All this talk about liquidation value is depressing!
On the plus side, Inprise isn't anywhere near liquidation. Its products are strong contenders, though in a crowded field. In the growing CORBA market, VisiBroker is very well respected and is probably their best card for the immediate future. The application server may do well - if they can get by the anti-Borland bias that is held by many executives. Moving the dBase white elephant to Interbase is a good move as is the stock buy-back. Now that Sun is subsidizing the port of JBuilder to 100% Java (if you read between the lines), the Unix market should be very strong for JBuilder. (I personally know a major St. Louis based brokerage house is moving from C++ to all Java. However, they're coding it all using the Unix vi text editor because of a lack of quality tools in the Unix arena!!!)
On the down side, Inprise just ain't making enough money, even with all the big deals they keep announcing. Again, here in St. Louis, TWA is experiencing record levels of utilization (80+ pct of the seats are filled), but they just posted a loss for the quarter. Obviously, I'd rather see 10 deals yielding $100 million than a 100 deals yielding $1 million.

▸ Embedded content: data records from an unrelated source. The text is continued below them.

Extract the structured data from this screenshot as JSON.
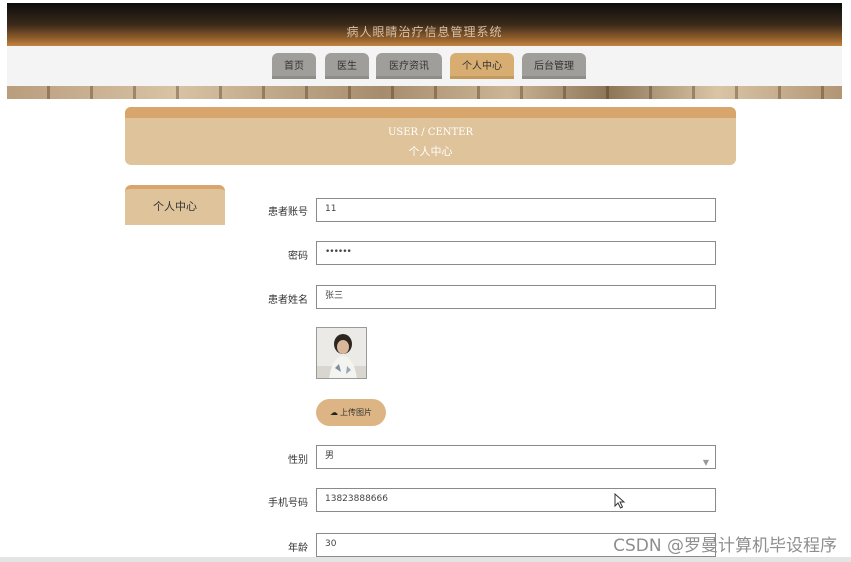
{
  "app": {
    "title": "病人眼睛治疗信息管理系统"
  },
  "nav": [
    {
      "label": "首页",
      "active": false
    },
    {
      "label": "医生",
      "active": false
    },
    {
      "label": "医疗资讯",
      "active": false
    },
    {
      "label": "个人中心",
      "active": true
    },
    {
      "label": "后台管理",
      "active": false
    }
  ],
  "header": {
    "subtitle_en": "USER / CENTER",
    "title_zh": "个人中心"
  },
  "sidebar": {
    "tab_label": "个人中心"
  },
  "form": {
    "account": {
      "label": "患者账号",
      "value": "11"
    },
    "password": {
      "label": "密码",
      "value": "••••••"
    },
    "name": {
      "label": "患者姓名",
      "value": "张三"
    },
    "upload": {
      "label": "上传图片",
      "icon": "cloud-upload-icon"
    },
    "gender": {
      "label": "性别",
      "value": "男"
    },
    "phone": {
      "label": "手机号码",
      "value": "13823888666"
    },
    "age": {
      "label": "年龄",
      "value": "30"
    }
  },
  "watermark": "CSDN @罗曼计算机毕设程序",
  "colors": {
    "accent": "#d8a66c",
    "card": "#dec39b",
    "nav_inactive": "#a09e9a"
  }
}
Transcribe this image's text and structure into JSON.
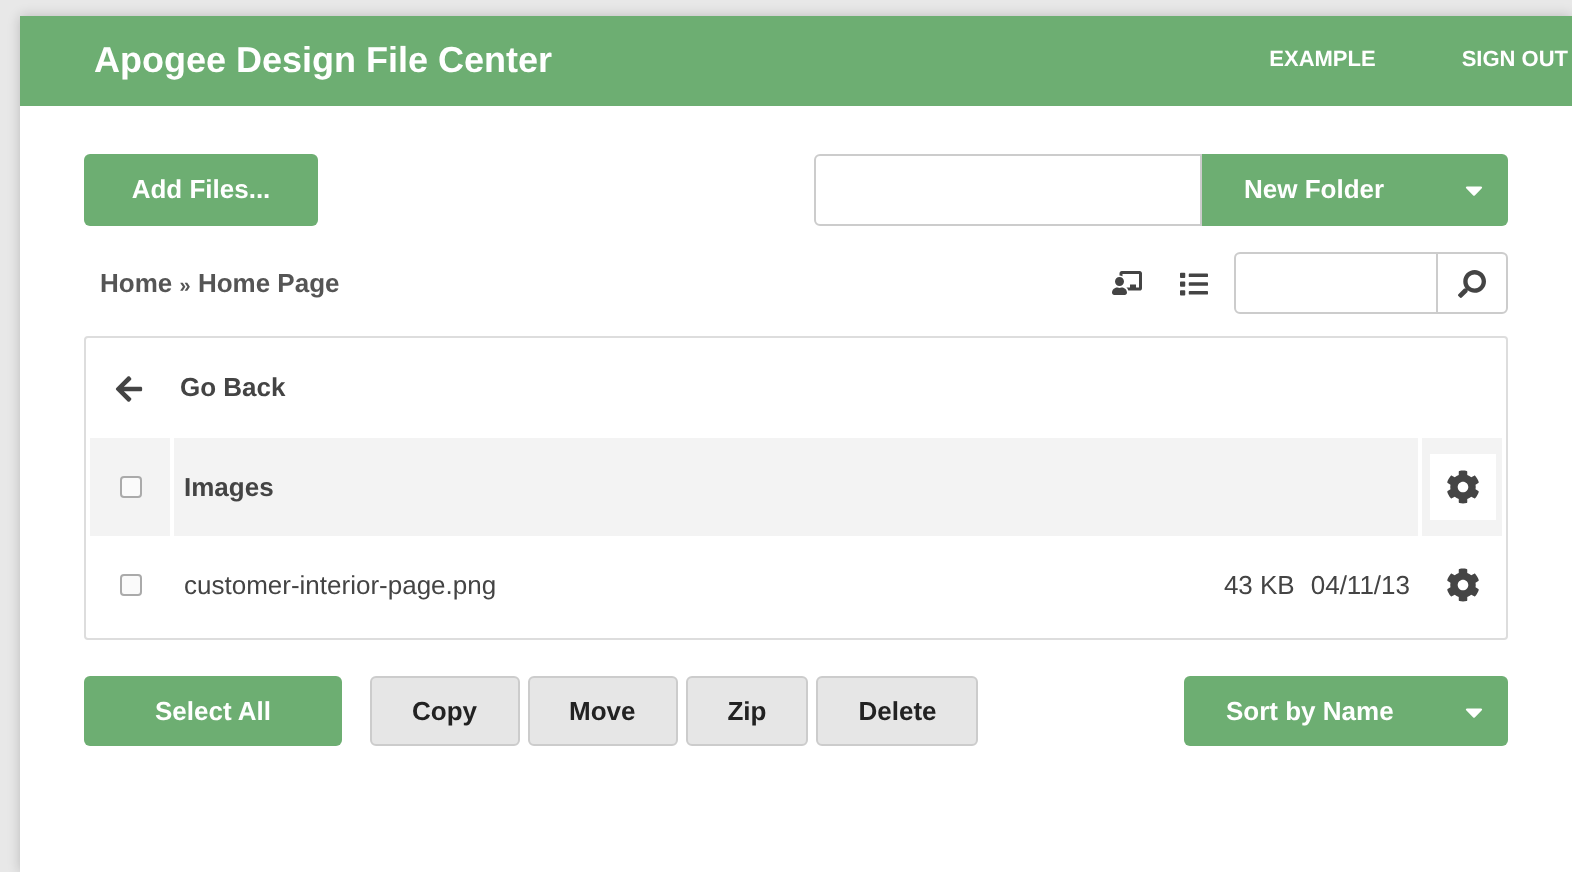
{
  "header": {
    "title": "Apogee Design File Center",
    "links": [
      "EXAMPLE",
      "SIGN OUT"
    ]
  },
  "toolbar": {
    "add_button": "Add Files...",
    "new_folder_button": "New Folder"
  },
  "breadcrumb": {
    "items": [
      "Home",
      "Home Page"
    ],
    "separator": "»"
  },
  "list": {
    "go_back": "Go Back",
    "rows": [
      {
        "kind": "folder",
        "name": "Images",
        "checked": false
      },
      {
        "kind": "file",
        "name": "customer-interior-page.png",
        "size": "43 KB",
        "date": "04/11/13",
        "checked": false
      }
    ]
  },
  "actions": {
    "select_all": "Select All",
    "buttons": [
      "Copy",
      "Move",
      "Zip",
      "Delete"
    ],
    "sort_button": "Sort by Name"
  }
}
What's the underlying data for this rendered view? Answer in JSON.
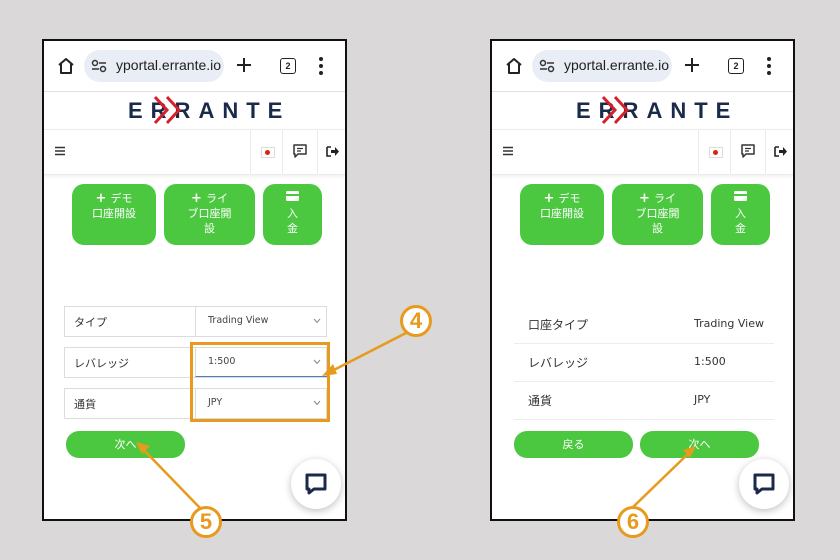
{
  "browser": {
    "url": "yportal.errante.io",
    "tab_count": "2"
  },
  "brand": {
    "logo_text": "ERRANTE",
    "accent_color": "#4bc840",
    "logo_color": "#1b2a4a",
    "logo_accent_color": "#d6202a",
    "annotation_color": "#e79a1c"
  },
  "top_buttons": {
    "demo_line1": "デモ",
    "demo_line2": "口座開設",
    "live_line1": "ライ",
    "live_line2": "ブ口座開",
    "live_line3": "設",
    "deposit_line1": "入",
    "deposit_line2": "金"
  },
  "left_form": {
    "type_label": "タイプ",
    "type_value": "Trading View",
    "leverage_label": "レバレッジ",
    "leverage_value": "1:500",
    "currency_label": "通貨",
    "currency_value": "JPY",
    "next_label": "次へ"
  },
  "right_summary": {
    "account_type_label": "口座タイプ",
    "account_type_value": "Trading View",
    "leverage_label": "レバレッジ",
    "leverage_value": "1:500",
    "currency_label": "通貨",
    "currency_value": "JPY",
    "back_label": "戻る",
    "next_label": "次へ"
  },
  "annotations": {
    "step_4": "4",
    "step_5": "5",
    "step_6": "6"
  }
}
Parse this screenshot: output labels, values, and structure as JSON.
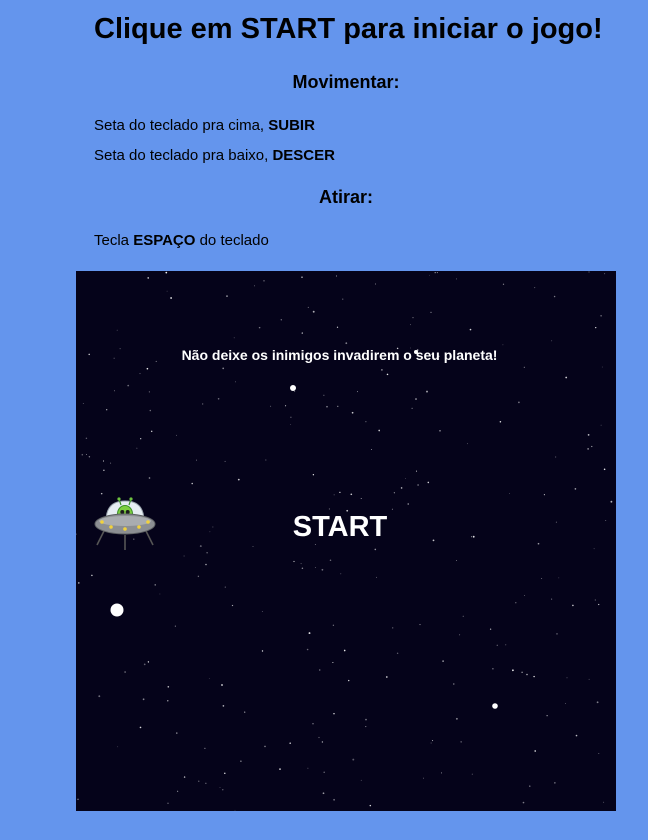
{
  "header": {
    "title": "Clique em START para iniciar o jogo!"
  },
  "instructions": {
    "move_heading": "Movimentar:",
    "up_text": "Seta do teclado pra cima, ",
    "up_key": "SUBIR",
    "down_text": "Seta do teclado pra baixo, ",
    "down_key": "DESCER",
    "shoot_heading": "Atirar:",
    "shoot_prefix": "Tecla ",
    "shoot_key": "ESPAÇO",
    "shoot_suffix": " do teclado"
  },
  "game": {
    "message": "Não deixe os inimigos invadirem o seu planeta!",
    "start_label": "START",
    "player_icon": "ufo-alien-icon",
    "colors": {
      "page_background": "#6495ed",
      "game_background": "#05031a",
      "text": "#ffffff"
    }
  }
}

Also, too many of the deals are with other software companies that can present a competitive threat in the future and whose revenues are at risk at the same time Inprise's are. I'd much rather see some big sales to utility companies, financial institutions, telecommunications giants, hospitals, etc. than more sales with Oracle, Sun, and IBM. When, and if, IS budgets dry up, Inprise could feel a double whammy as these other software companies fail to exercise their purchasing options.
Finally, a little chastisement is in order. When Inprise knew it wasn't going to meet the street's estimate for 0.05 cents a share, it owed us all a warning. A simple, "Because we've decided to defer some revenue to future quarters, we probably won't meet the 5 cents a share estimate for this quarter, but it will still be a profitable quarter for us."
Sure, many would have sold off, but many others would feel like the company was displaying a level of integrity that's essential for building trust in a shaky stock market environment. (Recall the prior CEO went on CNBC saying everything was rosy, then a few weeks later announced dreadful earnings. Now, every time Borland/Inprise is (rarely) mentioned, they say, "Yeah, I remember that CEO coming on and lying to us all.")
Instead, we all got to wake up seeing Inprise listed on Zack's Biggest Earnings Surprises List, showing earnings 60% lower than estimated. If you want us to have faith in you, then you'd better show some faith in us.